For Davis and his JDA colleagues, the very definition of supply chain has changed.

This is another thing that they feel strongly about with relation to the process of leaning out a supply chain; that the process no longer ends at the store shelf, but in the customer’s hands.

There are now many different ways in which a customer can procure products from a retailer and with the advent of online retail comes the ‘click and collect’ culture, where deliveries are made straight to homes.

This means that ‘the last mile’ and the final step into the customer’s hands, all now have to be a part of the supply chain.

“If you are really going to work on leaning out the entire supply chain, you need to look at efficiencies all the way through,” said Davis.

“With the different ways a retailer now provides product to the customer, it is putting tremendous pressure on merchants’ planning  need to plan for that, because it affects the life cycle of the product, it affects the time that different channels might offer product to the customers at different time frames.”
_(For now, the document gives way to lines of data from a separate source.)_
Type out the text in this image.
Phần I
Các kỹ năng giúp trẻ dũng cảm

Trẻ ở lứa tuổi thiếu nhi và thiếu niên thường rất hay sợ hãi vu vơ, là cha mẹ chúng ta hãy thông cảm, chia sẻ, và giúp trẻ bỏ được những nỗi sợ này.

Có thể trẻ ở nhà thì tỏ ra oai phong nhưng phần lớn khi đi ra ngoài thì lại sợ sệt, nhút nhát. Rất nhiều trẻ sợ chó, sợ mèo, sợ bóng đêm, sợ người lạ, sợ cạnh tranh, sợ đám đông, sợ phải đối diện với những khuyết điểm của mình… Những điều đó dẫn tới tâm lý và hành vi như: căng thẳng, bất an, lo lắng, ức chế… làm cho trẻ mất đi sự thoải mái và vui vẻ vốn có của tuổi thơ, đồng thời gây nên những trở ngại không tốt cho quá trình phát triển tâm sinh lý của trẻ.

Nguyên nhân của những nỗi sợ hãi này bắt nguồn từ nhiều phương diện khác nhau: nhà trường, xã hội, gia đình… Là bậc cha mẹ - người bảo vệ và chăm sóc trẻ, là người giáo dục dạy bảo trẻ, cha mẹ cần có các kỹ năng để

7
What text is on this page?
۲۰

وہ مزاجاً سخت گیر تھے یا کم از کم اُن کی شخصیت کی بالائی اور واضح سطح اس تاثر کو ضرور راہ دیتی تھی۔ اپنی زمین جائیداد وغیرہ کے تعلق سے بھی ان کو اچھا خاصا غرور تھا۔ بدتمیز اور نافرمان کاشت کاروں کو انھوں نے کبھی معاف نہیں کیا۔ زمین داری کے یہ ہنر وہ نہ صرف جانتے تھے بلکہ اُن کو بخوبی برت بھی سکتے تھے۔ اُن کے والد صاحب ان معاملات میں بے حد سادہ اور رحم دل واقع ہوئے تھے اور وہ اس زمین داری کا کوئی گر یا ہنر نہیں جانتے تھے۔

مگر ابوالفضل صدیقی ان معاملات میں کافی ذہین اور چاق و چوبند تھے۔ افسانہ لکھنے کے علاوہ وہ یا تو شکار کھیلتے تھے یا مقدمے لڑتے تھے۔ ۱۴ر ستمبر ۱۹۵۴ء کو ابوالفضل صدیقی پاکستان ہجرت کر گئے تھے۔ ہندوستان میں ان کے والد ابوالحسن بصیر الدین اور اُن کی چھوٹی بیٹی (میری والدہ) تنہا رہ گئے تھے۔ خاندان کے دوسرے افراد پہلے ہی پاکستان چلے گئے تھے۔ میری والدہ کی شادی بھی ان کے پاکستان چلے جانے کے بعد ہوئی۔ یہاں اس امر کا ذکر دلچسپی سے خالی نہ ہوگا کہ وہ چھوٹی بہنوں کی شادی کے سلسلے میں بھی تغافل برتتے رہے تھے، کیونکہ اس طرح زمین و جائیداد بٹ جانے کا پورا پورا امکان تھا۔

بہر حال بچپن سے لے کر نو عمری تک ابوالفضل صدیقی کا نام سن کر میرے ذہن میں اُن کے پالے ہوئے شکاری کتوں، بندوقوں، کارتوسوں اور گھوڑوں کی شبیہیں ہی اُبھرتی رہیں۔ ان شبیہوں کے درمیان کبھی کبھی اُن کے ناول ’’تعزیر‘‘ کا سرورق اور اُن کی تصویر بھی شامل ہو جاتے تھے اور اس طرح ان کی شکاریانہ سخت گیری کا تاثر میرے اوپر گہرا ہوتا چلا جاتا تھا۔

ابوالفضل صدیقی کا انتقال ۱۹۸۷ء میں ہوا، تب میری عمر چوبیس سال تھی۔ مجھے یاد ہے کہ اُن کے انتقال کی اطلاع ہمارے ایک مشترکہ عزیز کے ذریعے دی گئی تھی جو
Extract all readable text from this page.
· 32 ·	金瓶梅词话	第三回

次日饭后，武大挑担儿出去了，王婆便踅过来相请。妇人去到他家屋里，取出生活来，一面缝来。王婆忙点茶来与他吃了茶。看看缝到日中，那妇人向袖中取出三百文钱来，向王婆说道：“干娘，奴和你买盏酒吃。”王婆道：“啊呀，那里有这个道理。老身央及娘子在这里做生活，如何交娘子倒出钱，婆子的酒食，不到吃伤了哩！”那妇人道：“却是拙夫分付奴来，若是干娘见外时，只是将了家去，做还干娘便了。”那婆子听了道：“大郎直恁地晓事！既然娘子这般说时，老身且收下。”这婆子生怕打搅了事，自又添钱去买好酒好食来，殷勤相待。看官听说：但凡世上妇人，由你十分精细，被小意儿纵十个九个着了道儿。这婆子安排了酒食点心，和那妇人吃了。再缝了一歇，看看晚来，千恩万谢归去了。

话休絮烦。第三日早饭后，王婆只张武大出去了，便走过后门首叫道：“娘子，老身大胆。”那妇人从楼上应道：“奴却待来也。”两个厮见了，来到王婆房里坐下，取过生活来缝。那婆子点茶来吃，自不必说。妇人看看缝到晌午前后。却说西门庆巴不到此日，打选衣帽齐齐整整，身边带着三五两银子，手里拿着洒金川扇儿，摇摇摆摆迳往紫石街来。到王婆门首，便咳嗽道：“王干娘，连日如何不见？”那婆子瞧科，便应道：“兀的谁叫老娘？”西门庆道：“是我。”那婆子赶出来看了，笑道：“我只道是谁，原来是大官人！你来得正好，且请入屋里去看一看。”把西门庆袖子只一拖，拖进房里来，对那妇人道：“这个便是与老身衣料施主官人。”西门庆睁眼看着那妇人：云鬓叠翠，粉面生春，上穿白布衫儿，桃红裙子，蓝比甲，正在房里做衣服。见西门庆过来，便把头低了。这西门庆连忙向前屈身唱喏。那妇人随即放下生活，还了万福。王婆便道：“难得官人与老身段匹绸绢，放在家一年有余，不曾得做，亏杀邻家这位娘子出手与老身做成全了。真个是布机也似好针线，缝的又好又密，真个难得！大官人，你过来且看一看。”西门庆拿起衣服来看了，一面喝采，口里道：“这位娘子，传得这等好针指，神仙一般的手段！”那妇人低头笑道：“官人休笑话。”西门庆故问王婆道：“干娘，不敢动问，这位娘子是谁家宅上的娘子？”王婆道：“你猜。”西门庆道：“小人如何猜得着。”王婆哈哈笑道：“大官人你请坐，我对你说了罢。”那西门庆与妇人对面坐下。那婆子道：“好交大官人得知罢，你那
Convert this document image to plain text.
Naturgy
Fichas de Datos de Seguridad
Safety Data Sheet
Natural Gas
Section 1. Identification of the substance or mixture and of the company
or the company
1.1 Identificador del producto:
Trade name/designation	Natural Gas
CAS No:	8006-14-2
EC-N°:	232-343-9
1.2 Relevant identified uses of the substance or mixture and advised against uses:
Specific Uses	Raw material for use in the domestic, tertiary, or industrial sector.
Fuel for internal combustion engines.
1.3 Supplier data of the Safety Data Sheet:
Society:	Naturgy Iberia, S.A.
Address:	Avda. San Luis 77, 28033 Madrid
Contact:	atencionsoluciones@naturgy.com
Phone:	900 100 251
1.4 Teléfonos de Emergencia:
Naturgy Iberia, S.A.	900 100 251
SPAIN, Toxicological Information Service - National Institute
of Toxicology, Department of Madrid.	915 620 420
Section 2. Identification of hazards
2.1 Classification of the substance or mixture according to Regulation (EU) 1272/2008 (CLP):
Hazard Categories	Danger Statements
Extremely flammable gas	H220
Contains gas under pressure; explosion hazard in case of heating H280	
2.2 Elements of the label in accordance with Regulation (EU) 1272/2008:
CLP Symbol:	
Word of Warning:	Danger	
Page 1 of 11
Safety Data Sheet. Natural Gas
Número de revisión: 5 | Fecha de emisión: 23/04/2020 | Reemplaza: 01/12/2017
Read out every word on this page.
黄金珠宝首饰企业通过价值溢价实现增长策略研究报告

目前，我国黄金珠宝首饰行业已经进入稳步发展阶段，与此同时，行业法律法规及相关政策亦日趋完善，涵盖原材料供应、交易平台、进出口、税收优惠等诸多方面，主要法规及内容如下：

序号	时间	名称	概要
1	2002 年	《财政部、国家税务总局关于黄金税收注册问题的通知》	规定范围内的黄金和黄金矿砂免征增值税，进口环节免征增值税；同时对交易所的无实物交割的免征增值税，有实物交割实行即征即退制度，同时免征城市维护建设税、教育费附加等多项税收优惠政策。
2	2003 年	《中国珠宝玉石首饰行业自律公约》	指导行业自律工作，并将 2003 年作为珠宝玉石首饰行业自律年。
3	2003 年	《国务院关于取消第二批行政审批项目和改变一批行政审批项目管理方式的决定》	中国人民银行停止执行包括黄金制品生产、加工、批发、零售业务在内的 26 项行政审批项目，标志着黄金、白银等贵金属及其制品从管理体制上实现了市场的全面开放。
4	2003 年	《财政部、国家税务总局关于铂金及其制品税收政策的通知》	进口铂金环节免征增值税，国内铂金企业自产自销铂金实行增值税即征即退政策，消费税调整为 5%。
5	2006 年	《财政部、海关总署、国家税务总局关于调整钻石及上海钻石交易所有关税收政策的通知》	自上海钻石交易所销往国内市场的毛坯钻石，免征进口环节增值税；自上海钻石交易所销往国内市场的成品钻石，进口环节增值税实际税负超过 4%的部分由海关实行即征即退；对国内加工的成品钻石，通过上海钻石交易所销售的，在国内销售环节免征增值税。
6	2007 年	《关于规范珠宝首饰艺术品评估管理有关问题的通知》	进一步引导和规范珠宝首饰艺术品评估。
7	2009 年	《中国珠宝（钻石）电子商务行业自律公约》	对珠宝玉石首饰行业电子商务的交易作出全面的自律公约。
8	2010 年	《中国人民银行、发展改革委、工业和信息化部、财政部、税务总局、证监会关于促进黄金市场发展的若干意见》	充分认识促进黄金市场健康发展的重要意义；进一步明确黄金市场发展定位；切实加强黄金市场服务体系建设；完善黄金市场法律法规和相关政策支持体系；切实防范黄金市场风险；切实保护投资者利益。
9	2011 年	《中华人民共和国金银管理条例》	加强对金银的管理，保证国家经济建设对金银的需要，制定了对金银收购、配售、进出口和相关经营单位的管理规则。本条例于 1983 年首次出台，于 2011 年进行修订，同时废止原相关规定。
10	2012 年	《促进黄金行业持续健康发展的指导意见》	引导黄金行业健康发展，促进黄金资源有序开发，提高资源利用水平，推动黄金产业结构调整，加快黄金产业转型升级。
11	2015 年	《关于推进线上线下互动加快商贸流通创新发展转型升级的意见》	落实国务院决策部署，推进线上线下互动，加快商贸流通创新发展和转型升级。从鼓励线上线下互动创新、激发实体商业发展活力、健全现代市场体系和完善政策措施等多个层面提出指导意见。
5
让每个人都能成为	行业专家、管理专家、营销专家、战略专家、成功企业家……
It is also, said Davis, affected tremendously by the modern customer’s expectations of what service they can expect.

He said: “If 10 years ago you walked into a store and they didn’t have something, you might comeback in a couple of weeks in the hope that they will, or if you saw it in the store but didn’t buy it and then when you returned a week later and it was gone, you figured ‘well, that was kind of my fault’.

“But today, if you go online and you know there is something from a retailer you want, but they don’t have it in stock when you go to purchase, your impression of that retailer’s standing is affected, and you might Tweet about it or put it on Facebook (meaning bad publicity).

“So the expectations of new customers have had a dramatic effect, not only on the product selection, but also the supply chain to that customer.” 

Different needs

An example Davis gives when talking about starting at the very beginning of the merchandise planning cycle, is that of a fashion retailer with a women’s spring collection.

This retailer needs to understand what number of pieces is wanted for the lifecycle it has and, said Davis, should align the purchase of the clothing collection with its specific supply chain strategy.

This strategy should ideally provide for delivery to each of the different channel outlets that are required, and at times that are most efficient times for those varied outlets.

The collection might be led by an advert on the internet a week before it arrives into the store, whipping up online interest. The retailer will have different supply chain needs to make the goods available to those channels faster or in a different time frame.

A specific retailer that Davis cites as an example is Chico’s women’s clothing in Florida, US.

He said: “Chico’s has done a very good job of managing all their different collections, because they are very collection driven they have a very short lifecycle on them, so they have got a tremendous amount of what looks like churn but they have done a very good job of managing that, over the lifecycle of all their different products.”